Und schließlich kam die Sommerakademie. Die Förderung von guten internationalen jungen Menschen – Spitzenleuten. Diese zusammenzuholen, um sie geistlich und theologisch anspruchsvoll zu begleiten und zu informieren, war das Konzept. Tolle Idee!“ Meine Großmutter fügt hinzu: „Es herrschte immer eine freundschaftliche Nähe und wir wussten uns auf dem gleichen Weg. Punktuell wurden wir um Rat gefragt, aber nicht nur auf geschäftlicher, sondern auch auf freundschaftlicher Basis.

* * *

Gnadenthal war nicht die einzige Wirkungsstätte der Jesus-Bruderschaft. In Israel gab es bereits seit 1973 Stationen dieser Kommunität in Jerusalem, Bethlehem und Latrun. Die Gemeinschaft in Latrun ist bis heute aktiv. Zudem entstanden neue deutsche Lebens- und Arbeitsschwerpunkte der Kommunität in Hennersdorf und Volkenroda.10

1991 wurde das Werk- und Studienzentrum Hennersdorf11 bei Chemnitz in Sachsen gegründet, um Arbeitsplätze und einen Ort der Begegnung in der Mitte Deutschlands zu schaffen. Mein Großvater hat diesen Prozess sehr nahe begleitet. Mit Hennersdorf verbindet er auch ein besonderes Versöhnungserlebnis: „Die Übernahme und den Wiederaufbau der alten Spinnerei in Hennersdorf habe ich von Anfang an unterstützt. Um Kontakte zur Bevölkerung zu finden, wurde gelegentlich zu sogenannten ‚Hennersdorf-Sonntagen‘ eingeladen. An einem dieser Sonntage sollte ich über das Thema Versöhnung sprechen. Bei der Vorbereitung spürte ich, dass mich das sehr persönlich betrifft. Es wurde mir klar, dass in mir eine Antihaltung gegen alles, was sich hinter dem Eisernen Vorhang abgespielt hatte, lebendig war. Innerlich warf ich alles in einen Topf mit dem kommunistischen Regime – vor allem auch die Menschen. So habe ich in meinem Vortrag gesagt, dass ich diese negative Haltung bedaure und alle hier Versammelten ganz persönlich um Vergebung bitte. Ein Jahr später, auf einem dieser Sonntage, sprachen mich zwei Männer an. Sie hatten ein Jahr zuvor diese Bitte um Vergebung gehört und erzählten, dass es in ihnen eine Veränderung bewirkt habe. Sie trugen dem Adel gegenüber eine starke Abwehrhaltung mit sich herum und hatten nun das Bedürfnis, mich wiederum um Vergebung dafür zu bitten. Das hat mich damals sehr beeindruckt, weil es die Wechselwirkung so deutlich machte – wenn einer anfängt, dann kann der andere es aufnehmen und es geschieht wirklich Versöhnung.

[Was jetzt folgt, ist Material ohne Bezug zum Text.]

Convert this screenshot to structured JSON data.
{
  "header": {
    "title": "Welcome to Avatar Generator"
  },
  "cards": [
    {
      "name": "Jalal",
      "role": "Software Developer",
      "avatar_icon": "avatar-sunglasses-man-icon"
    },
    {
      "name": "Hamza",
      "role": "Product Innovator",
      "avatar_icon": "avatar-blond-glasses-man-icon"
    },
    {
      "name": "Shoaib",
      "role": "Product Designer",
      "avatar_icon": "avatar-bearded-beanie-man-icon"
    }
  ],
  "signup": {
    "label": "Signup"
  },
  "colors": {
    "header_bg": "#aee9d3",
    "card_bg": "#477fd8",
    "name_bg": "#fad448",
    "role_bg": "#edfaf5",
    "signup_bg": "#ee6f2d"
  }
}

Durch Impulse aus Gnadenthal haben sich in Hennersdorf inzwischen mehrere Betriebe angesiedelt. Rund 100 Arbeits- und Ausbildungsplätze sind entstanden. Es wird ein Veranstaltungsprogramm mit Gottesdiensten, Stillen Wochenenden, seelsorgerlichen und kreativen Angeboten, Seminaren u.a.m. angeboten.

Auch die alte Klosteranlage in Volkenroda wurde neu entdeckt und eine Gemeinschaft dort gegründet. Nach anfänglichem Zögern stand mein Großvater sehr motivierend hinter diesem Projekt. „Zuerst war ich skeptisch. Ich glaubte, dass die personellen Kräfte in Gnadenthal nicht ausreichend waren, um in Zukunft an drei wichtigen Orten tätig zu sein.“ Der Ort und die Atmosphäre, die er ausstrahlte, überzeugten ihn schließlich. „Als ich zum ersten Mal in Volkenroda war, änderte sich meine ablehnende Haltung sehr schnell und ich habe erkannt, welche Bedeutung die Wiederbelebung des stark zerstörten Klosters für den Ort, aber auch für das Land haben würde. Mein Interesse war geweckt und ich habe fortan versucht, das Projekt nach Möglichkeit zu unterstützen. So ist mir dieser Ort als Aufgabe und Zukunftshoffnung sehr ans Herz gewachsen.“

Er erzählt weiter über die Geschichte des Klosters: „Volkenroda war ein Zisterzienserkloster in Thüringen. Der Ort war bewusst von der kommunistischen Regierung ‚entsiedelt‘ worden. Zisterzienser gingen mit ihren Klöstern absichtlich in Randgebiete, wirtschaftlich unterentwickelte Gegenden. Sie säten immer zwei Dinge: Geistliches Leben und daraus entstehend wirtschaftliches Leben. Und diesen Geist in der Nach-Wende-Zeit zu beleben, das war eine gute Idee. Ulrike Köhler aus Volkenroda wandte sich 1992 mit der Bitte um Unterstützung an Gnadenthal.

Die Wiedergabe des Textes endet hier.